2. How spicy are these tacos?
The spiciness depends on the dried chilies used. Guajillo chilies are mild to medium. Feel free to adjust the quantity to your taste.

3. Can I make this dish in advance?
Yes, you can cook the Birria the day before and heat it up when ready to assemble the tacos. The flavors will develop even more overnight.

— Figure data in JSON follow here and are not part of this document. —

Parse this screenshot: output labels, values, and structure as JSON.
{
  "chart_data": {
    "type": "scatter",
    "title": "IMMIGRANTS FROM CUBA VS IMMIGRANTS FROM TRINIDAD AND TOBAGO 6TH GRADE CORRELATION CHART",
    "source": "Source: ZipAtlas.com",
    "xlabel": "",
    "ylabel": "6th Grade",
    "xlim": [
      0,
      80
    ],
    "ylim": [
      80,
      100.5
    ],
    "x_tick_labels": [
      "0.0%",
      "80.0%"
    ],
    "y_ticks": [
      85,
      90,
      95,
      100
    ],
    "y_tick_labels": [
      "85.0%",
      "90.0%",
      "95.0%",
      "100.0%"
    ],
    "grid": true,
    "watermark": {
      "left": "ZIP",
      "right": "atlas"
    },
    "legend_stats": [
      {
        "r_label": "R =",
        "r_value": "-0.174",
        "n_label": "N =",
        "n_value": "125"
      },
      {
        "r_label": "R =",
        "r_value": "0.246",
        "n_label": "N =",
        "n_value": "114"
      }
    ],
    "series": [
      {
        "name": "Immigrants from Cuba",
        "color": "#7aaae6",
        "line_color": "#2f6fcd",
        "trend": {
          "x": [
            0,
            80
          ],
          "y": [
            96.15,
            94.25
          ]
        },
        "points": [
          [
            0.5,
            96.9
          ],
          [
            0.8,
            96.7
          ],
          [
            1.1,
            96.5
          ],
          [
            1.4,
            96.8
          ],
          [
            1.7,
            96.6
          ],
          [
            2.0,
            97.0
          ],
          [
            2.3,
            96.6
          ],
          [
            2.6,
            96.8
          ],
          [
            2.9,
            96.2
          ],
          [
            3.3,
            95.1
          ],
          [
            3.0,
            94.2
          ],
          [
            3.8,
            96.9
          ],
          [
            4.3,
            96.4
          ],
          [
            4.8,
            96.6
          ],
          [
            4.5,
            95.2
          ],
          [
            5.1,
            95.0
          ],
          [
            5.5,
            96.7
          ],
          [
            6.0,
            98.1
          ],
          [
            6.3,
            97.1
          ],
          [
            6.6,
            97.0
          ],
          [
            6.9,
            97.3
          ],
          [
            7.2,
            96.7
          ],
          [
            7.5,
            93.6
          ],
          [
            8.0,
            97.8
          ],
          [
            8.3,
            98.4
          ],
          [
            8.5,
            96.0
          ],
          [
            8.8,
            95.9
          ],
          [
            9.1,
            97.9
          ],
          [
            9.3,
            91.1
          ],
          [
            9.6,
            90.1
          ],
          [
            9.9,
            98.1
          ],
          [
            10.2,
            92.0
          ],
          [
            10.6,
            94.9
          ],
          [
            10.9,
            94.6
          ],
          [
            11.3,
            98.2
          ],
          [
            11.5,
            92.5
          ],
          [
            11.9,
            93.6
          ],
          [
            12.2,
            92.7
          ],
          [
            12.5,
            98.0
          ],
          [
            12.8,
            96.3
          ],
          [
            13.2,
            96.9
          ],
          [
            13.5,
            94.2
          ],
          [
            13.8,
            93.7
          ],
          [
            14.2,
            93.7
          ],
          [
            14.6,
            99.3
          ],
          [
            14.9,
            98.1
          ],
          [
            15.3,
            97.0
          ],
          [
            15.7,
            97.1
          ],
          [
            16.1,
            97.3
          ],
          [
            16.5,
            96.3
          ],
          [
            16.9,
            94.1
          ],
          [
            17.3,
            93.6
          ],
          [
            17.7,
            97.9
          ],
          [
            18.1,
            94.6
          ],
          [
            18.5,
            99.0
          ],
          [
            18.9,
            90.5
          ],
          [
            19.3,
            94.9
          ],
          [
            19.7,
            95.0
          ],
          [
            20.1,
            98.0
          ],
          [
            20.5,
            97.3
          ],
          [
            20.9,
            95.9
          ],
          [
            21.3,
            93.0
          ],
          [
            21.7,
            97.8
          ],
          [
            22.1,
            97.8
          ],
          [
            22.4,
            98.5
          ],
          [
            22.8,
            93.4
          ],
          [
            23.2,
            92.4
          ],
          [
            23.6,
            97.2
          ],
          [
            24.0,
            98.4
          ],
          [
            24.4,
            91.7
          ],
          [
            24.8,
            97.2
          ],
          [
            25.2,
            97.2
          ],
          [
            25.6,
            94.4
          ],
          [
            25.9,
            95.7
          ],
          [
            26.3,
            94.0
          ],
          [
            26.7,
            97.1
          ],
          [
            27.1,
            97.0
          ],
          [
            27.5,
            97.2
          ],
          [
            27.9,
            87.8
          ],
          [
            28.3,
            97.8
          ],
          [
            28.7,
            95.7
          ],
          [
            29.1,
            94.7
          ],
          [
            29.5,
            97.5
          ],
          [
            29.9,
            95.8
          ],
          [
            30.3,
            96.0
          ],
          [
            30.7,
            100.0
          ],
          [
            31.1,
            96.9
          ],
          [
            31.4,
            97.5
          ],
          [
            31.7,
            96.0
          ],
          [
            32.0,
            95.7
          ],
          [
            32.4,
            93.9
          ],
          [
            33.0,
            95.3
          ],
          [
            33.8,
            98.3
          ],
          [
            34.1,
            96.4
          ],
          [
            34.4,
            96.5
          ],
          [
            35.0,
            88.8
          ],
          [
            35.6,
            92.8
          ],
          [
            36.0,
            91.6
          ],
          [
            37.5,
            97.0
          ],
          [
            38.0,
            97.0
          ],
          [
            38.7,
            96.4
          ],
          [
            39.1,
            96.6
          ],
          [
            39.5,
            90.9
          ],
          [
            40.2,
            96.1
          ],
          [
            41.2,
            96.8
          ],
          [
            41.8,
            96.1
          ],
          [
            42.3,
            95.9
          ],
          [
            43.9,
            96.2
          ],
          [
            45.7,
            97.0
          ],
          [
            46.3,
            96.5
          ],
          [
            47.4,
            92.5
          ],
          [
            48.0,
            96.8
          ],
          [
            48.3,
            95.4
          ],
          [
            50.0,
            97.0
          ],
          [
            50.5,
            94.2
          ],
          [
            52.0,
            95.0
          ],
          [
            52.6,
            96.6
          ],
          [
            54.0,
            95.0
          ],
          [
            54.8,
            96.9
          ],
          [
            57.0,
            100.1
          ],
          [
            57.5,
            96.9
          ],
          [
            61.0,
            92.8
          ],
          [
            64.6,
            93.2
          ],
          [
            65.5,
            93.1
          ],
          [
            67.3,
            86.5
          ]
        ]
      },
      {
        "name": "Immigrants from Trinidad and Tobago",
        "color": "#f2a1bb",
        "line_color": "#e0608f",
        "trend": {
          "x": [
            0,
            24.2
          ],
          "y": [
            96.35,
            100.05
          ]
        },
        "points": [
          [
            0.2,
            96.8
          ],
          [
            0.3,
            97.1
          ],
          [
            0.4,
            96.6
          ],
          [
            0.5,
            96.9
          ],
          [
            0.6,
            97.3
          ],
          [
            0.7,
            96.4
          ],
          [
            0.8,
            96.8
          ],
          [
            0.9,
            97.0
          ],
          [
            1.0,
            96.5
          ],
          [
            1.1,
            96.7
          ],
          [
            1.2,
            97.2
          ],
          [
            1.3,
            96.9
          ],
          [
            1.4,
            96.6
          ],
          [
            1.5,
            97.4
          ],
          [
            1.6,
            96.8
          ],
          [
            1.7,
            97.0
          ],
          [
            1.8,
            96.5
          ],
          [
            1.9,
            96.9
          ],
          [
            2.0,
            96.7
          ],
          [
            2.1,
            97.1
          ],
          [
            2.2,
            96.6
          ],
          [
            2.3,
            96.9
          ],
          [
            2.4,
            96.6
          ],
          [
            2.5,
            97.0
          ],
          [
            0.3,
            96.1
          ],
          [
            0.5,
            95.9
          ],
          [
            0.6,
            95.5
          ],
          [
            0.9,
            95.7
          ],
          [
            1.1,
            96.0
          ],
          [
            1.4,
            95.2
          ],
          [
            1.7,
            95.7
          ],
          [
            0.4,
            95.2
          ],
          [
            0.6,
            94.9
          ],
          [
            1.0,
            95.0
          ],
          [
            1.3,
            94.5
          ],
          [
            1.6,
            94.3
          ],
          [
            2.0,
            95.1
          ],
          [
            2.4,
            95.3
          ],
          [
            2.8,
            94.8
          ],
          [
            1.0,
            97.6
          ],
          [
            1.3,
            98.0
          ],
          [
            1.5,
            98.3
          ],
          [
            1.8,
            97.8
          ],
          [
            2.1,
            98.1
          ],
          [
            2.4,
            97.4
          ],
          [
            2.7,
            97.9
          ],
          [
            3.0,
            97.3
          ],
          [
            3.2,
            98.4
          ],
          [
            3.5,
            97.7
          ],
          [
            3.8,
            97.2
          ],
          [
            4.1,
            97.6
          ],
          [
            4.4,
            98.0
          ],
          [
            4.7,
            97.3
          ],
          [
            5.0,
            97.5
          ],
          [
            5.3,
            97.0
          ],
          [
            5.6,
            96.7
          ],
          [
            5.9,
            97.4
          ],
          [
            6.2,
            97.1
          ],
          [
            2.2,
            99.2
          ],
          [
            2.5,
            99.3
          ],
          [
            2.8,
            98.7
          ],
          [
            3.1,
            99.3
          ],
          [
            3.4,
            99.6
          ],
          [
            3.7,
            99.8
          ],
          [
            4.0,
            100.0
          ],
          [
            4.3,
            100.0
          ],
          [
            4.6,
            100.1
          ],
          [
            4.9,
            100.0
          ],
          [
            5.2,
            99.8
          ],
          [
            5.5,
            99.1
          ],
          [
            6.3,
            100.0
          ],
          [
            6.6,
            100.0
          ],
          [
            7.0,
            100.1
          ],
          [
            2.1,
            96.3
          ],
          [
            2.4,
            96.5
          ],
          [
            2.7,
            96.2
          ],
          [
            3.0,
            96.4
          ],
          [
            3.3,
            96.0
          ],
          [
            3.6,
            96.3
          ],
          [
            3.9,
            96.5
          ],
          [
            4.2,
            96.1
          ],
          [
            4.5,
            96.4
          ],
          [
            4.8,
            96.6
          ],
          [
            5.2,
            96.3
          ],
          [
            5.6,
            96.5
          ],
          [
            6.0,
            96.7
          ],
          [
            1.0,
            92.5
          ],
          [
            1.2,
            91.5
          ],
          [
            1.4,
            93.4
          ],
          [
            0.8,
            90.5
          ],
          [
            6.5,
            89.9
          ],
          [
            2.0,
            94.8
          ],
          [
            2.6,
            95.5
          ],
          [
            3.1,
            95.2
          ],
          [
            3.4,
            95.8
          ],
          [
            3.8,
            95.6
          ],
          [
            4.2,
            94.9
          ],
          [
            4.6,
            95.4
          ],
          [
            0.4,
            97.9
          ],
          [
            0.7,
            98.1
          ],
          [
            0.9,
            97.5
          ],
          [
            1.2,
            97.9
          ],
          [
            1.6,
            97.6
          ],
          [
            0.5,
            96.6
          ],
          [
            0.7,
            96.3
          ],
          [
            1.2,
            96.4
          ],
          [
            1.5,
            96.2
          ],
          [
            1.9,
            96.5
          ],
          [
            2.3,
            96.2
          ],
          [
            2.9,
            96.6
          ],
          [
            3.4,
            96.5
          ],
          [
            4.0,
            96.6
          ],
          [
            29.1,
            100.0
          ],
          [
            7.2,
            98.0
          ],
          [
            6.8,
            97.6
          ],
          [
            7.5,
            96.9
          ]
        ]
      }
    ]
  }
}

Mexican Tacos with Consommé and Quesabirria

A delightful Mexican dish featuring tender, slow-cooked meat, savory broth, and melted cheese, perfect for gatherings or family meals.
Prep Time 30 minutes
Cook Time 3 hours
Total Time 3 hours 30 minutes
Servings: 6 servings
Course: Dinner, Main Course
Cuisine: Mexican
Calories: 400

Ingredients
  

For the Birria
  • 3 pounds chuck roast
  • 8 dried guajillo chilies
  • 4 Roma tomatoes (quartered)
  • 1 whole garlic bulb
  • 1 tsp whole cumin
  • 1 tsp whole coriander
  • 1 tsp dried oregano
  • 1 tsp whole peppercorns
  • 4-5 whole cloves
  • 4 cups beef broth
  • 4 cups water
  • 3 whole bay leaves
  • 1 tsp salt (or to taste)
For the Tacos
  • 12 corn tortillas
  • 12 oz grated Oaxaca cheese
  • ½ white onion (finely chopped)
  • ¼ cup chopped cilantro
  • 2 tbsp cilantro (for garnish)
  • ½ white onion (finely chopped, for garnish)
  • Lime wedges For serving

Method
 

Preparation
  1. Prepare the ingredients first.
Cooking the Birria
  1. In a pot, add the chuck roast, guajillo chilies, quartered tomatoes, whole garlic bulb, cumin, coriander, oregano, peppercorns, cloves, beef broth, water, bay leaves, and salt.
  2. Bring this to a boil, then lower the heat and let it simmer.
  3. Cook until the meat is tender (about 2-3 hours).
Preparing Taco Toppings
  1. Finely chop the onion and cilantro.
Assembling the Tacos
  1. In a tortilla, place some shredded Birria, add the Oaxaca cheese, and top with onion and cilantro.
  2. Fold the tortilla in half.
Making the Consommé
  1. Strain the cooking liquid to remove the solids. This flavorful broth will serve as a dipping sauce.

Notes

For more flavor, let the meat marinate in the spices overnight before cooking. If you can't find guajillo chilies, use other dried chilies for a different taste. Prepare extra consommé so you can enjoy it as a soup with other meals. You can make a vegetarian version using jackfruit or lentils instead of beef, substitute vegetable broth and spices to replicate the rich flavors.